Blinken heads to Israel seeking 'concrete measures' to spare civilians

by Léon BRUNEAU
by Léon BRUNEAU
Nov 2, 2023
US Secretary of State Antony Blinken talks to reporters prior to boarding his aircraft at Joint Base Andrews on his way to the Middle East and Asia
US Secretary of State Antony Blinken talks to reporters prior to boarding his aircraft at Joint Base Andrews on his way to the Middle East and Asia — JONATHAN ERNST

US Secretary of State Antony Blinken said Thursday he would seek "concrete measures" from Israel to minimize harm to Gaza civilians as he headed on his second crisis trip to the Middle East since a Hamas assault triggered a war.

President Joe Biden has promised full support and ramped-up military aid to Israel for its retaliatory strikes in Gaza, but in a visible shift of tone has also voiced empathy for Palestinian suffering which has stoked anger in parts of the world.

"We will be talking about concrete steps that can and should be taken to minimize harm to men, women and children in Gaza," Blinken told reporters as he flew out of Andrews Air Force Base outside Washington.

"This is something that the United States is committed to," he said, a day before his latest meeting with Prime Minister Benjamin Netanyahu.

His remarks come a day after Biden said the United States wanted Israel to allow humanitarian "pauses" to let through aid and people.

The United States, however, opposes calls from across the Arab world and some European allies for a ceasefire, saying Hamas has no intention of stopping attacks and would only use a truce to regroup.

"When I see a Palestinian child -- a boy, a girl -- pulled from the rubble of a collapsed building, that hits me in the gut as much as seeing a child in Israel or anywhere else," Blinken said.

"So this is something that we have an obligation to respond to, and we will."

- More Americans leave -

A key concern for the United States is bringing out US citizens from Gaza, with Palestinian-American groups filing lawsuits alleging that the State Department did more for Israeli-Americans in the aftermath of the October 7 Hamas attack.

US officials say efforts were impeded by the active war but that diplomacy -- including between Blinken and Qatar, which has relations with Hamas -- led to some people leaving Gaza through the Rafah crossing into Egypt on Wednesday.

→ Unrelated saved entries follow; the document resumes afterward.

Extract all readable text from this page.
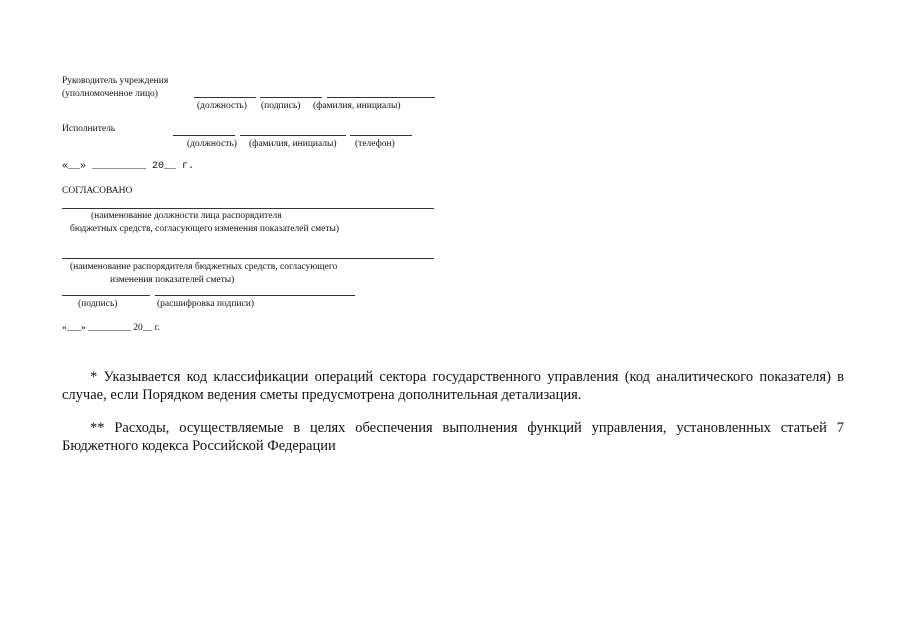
Руководитель учреждения
(уполномоченное лицо)
(должность) (подпись) (фамилия, инициалы)
Исполнитель
(должность) (фамилия, инициалы) (телефон)
«__» _________ 20__ г.
СОГЛАСОВАНО
(наименование должности лица распорядителя
бюджетных средств, согласующего изменения показателей сметы)
(наименование распорядителя бюджетных средств, согласующего
изменения показателей сметы)
(подпись)	(расшифровка подписи)
«___» _________ 20__ г.
* Указывается код классификации операций сектора государственного управления (код аналитического показателя) в случае, если Порядком ведения сметы предусмотрена дополнительная детализация.
** Расходы, осуществляемые в целях обеспечения выполнения функций управления, установленных статьей 7 Бюджетного кодекса Российской Федерации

Biden told reporters 74 US citizens left on Thursday, in addition to five the first day.

A young victim who was injured in Israeli bombardment is transported on a gurney at Al-Shifa hopsital in Gaza City

Blinken will spend the day Friday in Israel -- his fourth visit since the Hamas assault, including a trip to accompany Biden -- and also head to Jordan and potentially other stops before a previously scheduled trip to Asia.

Jordan, which was the second Arab nation to make peace with Israel, has withdrawn its ambassador to protest the "unprecedented humanitarian catastrophe" caused by the "ongoing Israeli war."

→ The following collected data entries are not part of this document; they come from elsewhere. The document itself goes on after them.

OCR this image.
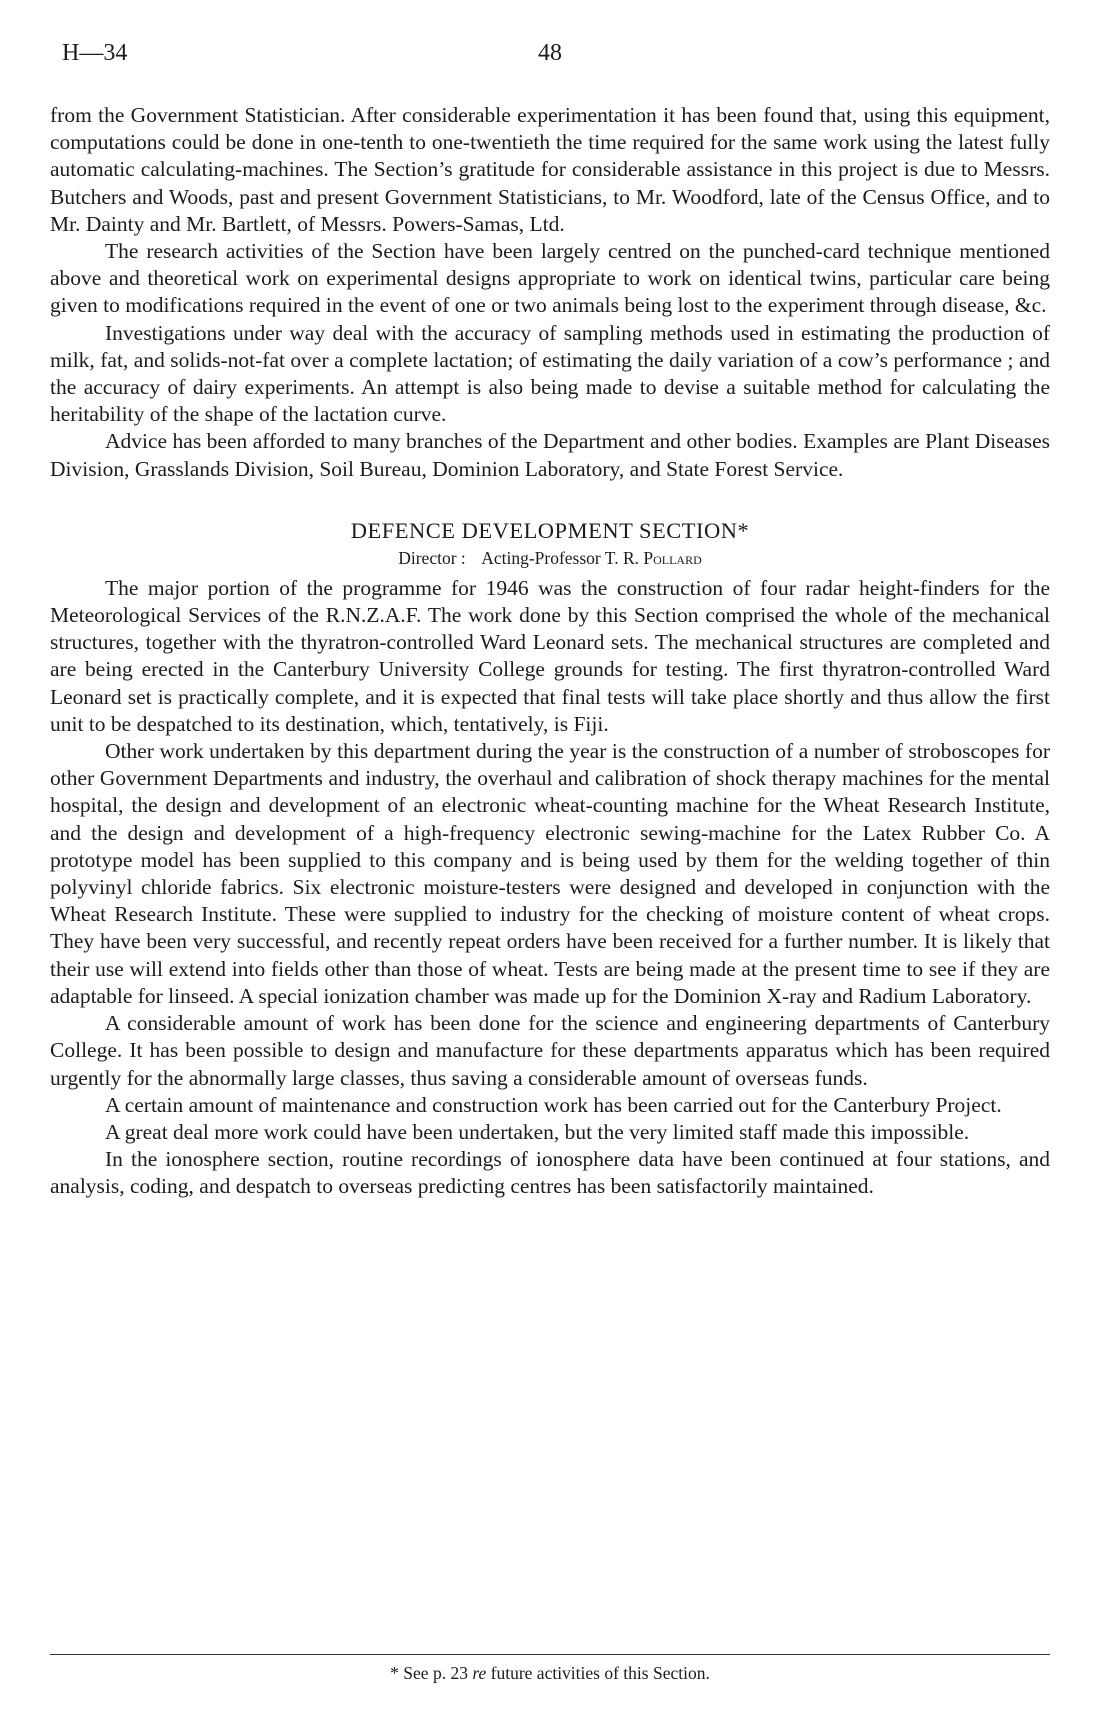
H—34	48

from the Government Statistician. After considerable experimentation it has been found that, using this equipment, computations could be done in one-tenth to one-twentieth the time required for the same work using the latest fully automatic calculating-machines. The Section’s gratitude for considerable assistance in this project is due to Messrs. Butchers and Woods, past and present Government Statisticians, to Mr. Woodford, late of the Census Office, and to Mr. Dainty and Mr. Bartlett, of Messrs. Powers-Samas, Ltd.

The research activities of the Section have been largely centred on the punched-card technique mentioned above and theoretical work on experimental designs appropriate to work on identical twins, particular care being given to modifications required in the event of one or two animals being lost to the experiment through disease, &c.

Investigations under way deal with the accuracy of sampling methods used in estimating the production of milk, fat, and solids-not-fat over a complete lactation; of estimating the daily variation of a cow’s performance ; and the accuracy of dairy experiments. An attempt is also being made to devise a suitable method for calculating the heritability of the shape of the lactation curve.

Advice has been afforded to many branches of the Department and other bodies. Examples are Plant Diseases Division, Grasslands Division, Soil Bureau, Dominion Laboratory, and State Forest Service.

DEFENCE DEVELOPMENT SECTION*

Director : Acting-Professor T. R. Pollard

The major portion of the programme for 1946 was the construction of four radar height-finders for the Meteorological Services of the R.N.Z.A.F. The work done by this Section comprised the whole of the mechanical structures, together with the thyratron-controlled Ward Leonard sets. The mechanical structures are completed and are being erected in the Canterbury University College grounds for testing. The first thyratron-controlled Ward Leonard set is practically complete, and it is expected that final tests will take place shortly and thus allow the first unit to be despatched to its destination, which, tentatively, is Fiji.

Other work undertaken by this department during the year is the construction of a number of stroboscopes for other Government Departments and industry, the overhaul and calibration of shock therapy machines for the mental hospital, the design and development of an electronic wheat-counting machine for the Wheat Research Institute, and the design and development of a high-frequency electronic sewing-machine for the Latex Rubber Co. A prototype model has been supplied to this company and is being used by them for the welding together of thin polyvinyl chloride fabrics. Six electronic moisture-testers were designed and developed in conjunction with the Wheat Research Institute. These were supplied to industry for the checking of moisture content of wheat crops. They have been very successful, and recently repeat orders have been received for a further number. It is likely that their use will extend into fields other than those of wheat. Tests are being made at the present time to see if they are adaptable for linseed. A special ionization chamber was made up for the Dominion X-ray and Radium Laboratory.

A considerable amount of work has been done for the science and engineering departments of Canterbury College. It has been possible to design and manufacture for these departments apparatus which has been required urgently for the abnormally large classes, thus saving a considerable amount of overseas funds.

A certain amount of maintenance and construction work has been carried out for the Canterbury Project.

A great deal more work could have been undertaken, but the very limited staff made this impossible.

In the ionosphere section, routine recordings of ionosphere data have been continued at four stations, and analysis, coding, and despatch to overseas predicting centres has been satisfactorily maintained.

* See p. 23 re future activities of this Section.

- Looking at 'the day after' -

Biden has vocally backed Israel despite his previously rocky relationship with Netanyahu, who leads Israel's most right-wing government in history with members staunchly opposed to the creation of an independent Palestinian state.

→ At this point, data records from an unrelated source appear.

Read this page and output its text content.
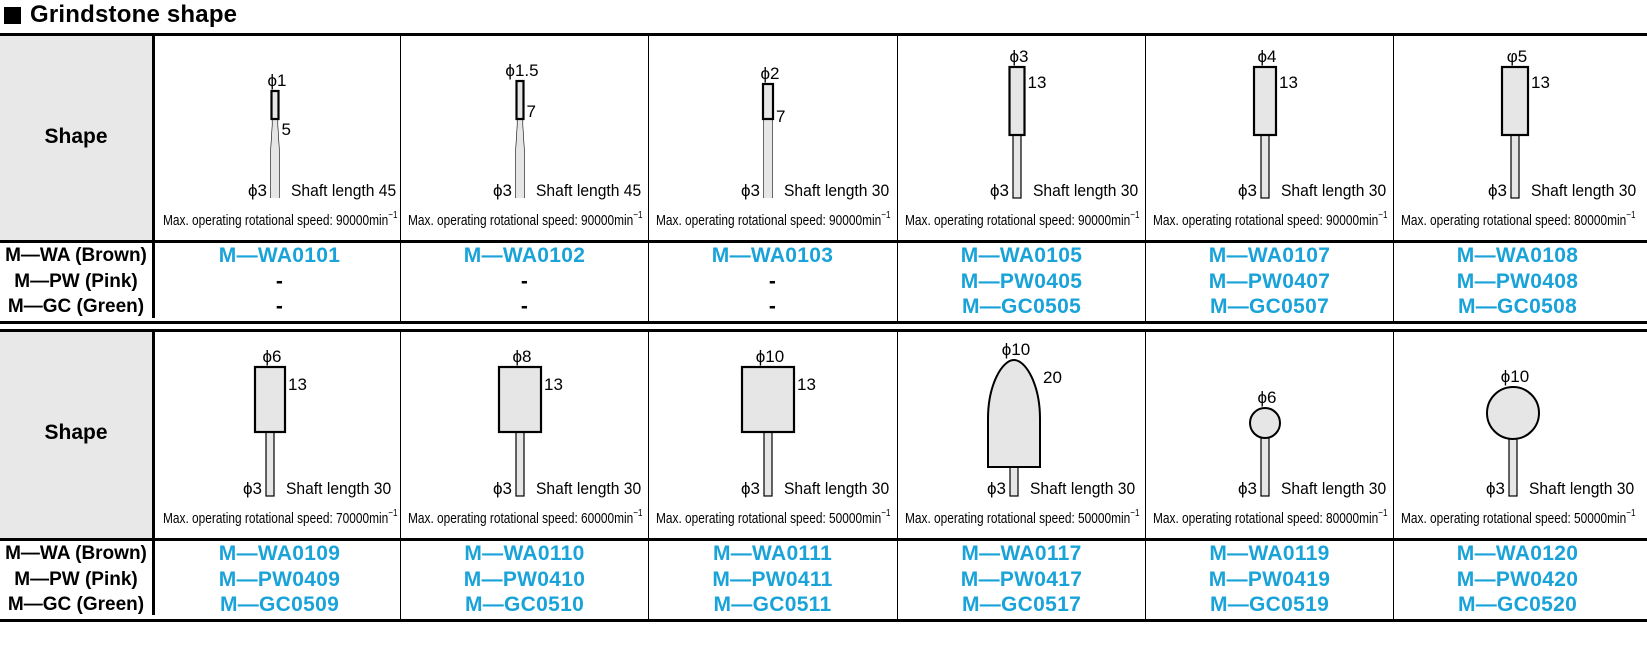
Grindstone shape
Shape
M—WA (Brown)
M—PW (Pink)
M—GC (Green)
ϕ1
5
ϕ3 Shaft length 45
Max. operating rotational speed: $90000\min^{-1}$
M—WA0101
-
-
ϕ1.5
7
ϕ3 Shaft length 45
Max. operating rotational speed: $90000\min^{-1}$
M—WA0102
-
-
ϕ2
7
ϕ3 Shaft length 30
Max. operating rotational speed: $90000\min^{-1}$
M—WA0103
-
-
ϕ3
13
ϕ3 Shaft length 30
Max. operating rotational speed: $90000\min^{-1}$
M—WA0105
M—PW0405
M—GC0505
ϕ4
13
ϕ3 Shaft length 30
Max. operating rotational speed: $90000\min^{-1}$
M—WA0107
M—PW0407
M—GC0507
φ5
13
ϕ3 Shaft length 30
Max. operating rotational speed: $80000\min^{-1}$
M—WA0108
M—PW0408
M—GC0508
Shape
M—WA (Brown)
M—PW (Pink)
M—GC (Green)
ϕ6
13
ϕ3 Shaft length 30
Max. operating rotational speed: $70000\min^{-1}$
M—WA0109
M—PW0409
M—GC0509
ϕ8
13
ϕ3 Shaft length 30
Max. operating rotational speed: $60000\min^{-1}$
M—WA0110
M—PW0410
M—GC0510
ϕ10
13
ϕ3 Shaft length 30
Max. operating rotational speed: $50000\min^{-1}$
M—WA0111
M—PW0411
M—GC0511
ϕ10
20
ϕ3 Shaft length 30
Max. operating rotational speed: $50000\min^{-1}$
M—WA0117
M—PW0417
M—GC0517
ϕ6
ϕ3 Shaft length 30
Max. operating rotational speed: $80000\min^{-1}$
M—WA0119
M—PW0419
M—GC0519
ϕ10
ϕ3 Shaft length 30
Max. operating rotational speed: $50000\min^{-1}$
M—WA0120
M—PW0420
M—GC0520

Blinken said the Biden administration still believed that a two-state solution was "the best guarantor -- maybe the only guarantor -- of a secure Jewish democratic Israel and a Palestinian state to which they're entitled to."

"We're focused on the day of; we also need to be focused on the day after," Blinken said.

The Biden administration has been openly critical over Israel's lack of action in the West Bank -- administered not by Hamas but the rival Palestinian Authority -- against settlers who have attacked Palestinians in tandem with the war in Gaza.

Testifying before Congress earlier this week, Blinken said the Palestinian Authority -- which Netanyahu has long sought to sideline -- should eventually take over in the Gaza Strip after an elimination of Hamas.

Hamas militants stormed into Israel from the Gaza Strip on October 7, and killed at least 1,400 people, mostly civilians who were shot, mutilated or burnt to death on the first day of the raid, according to Israeli officials, in the deadliest attack in country's 75-year history.

Across the Gaza Strip more than 9,000 have been killed, including 3,760 children, in relentless Israeli bombardments in retaliation for the attacks by the Islamist militant group, according to the latest toll from the Hamas health ministry in Gaza.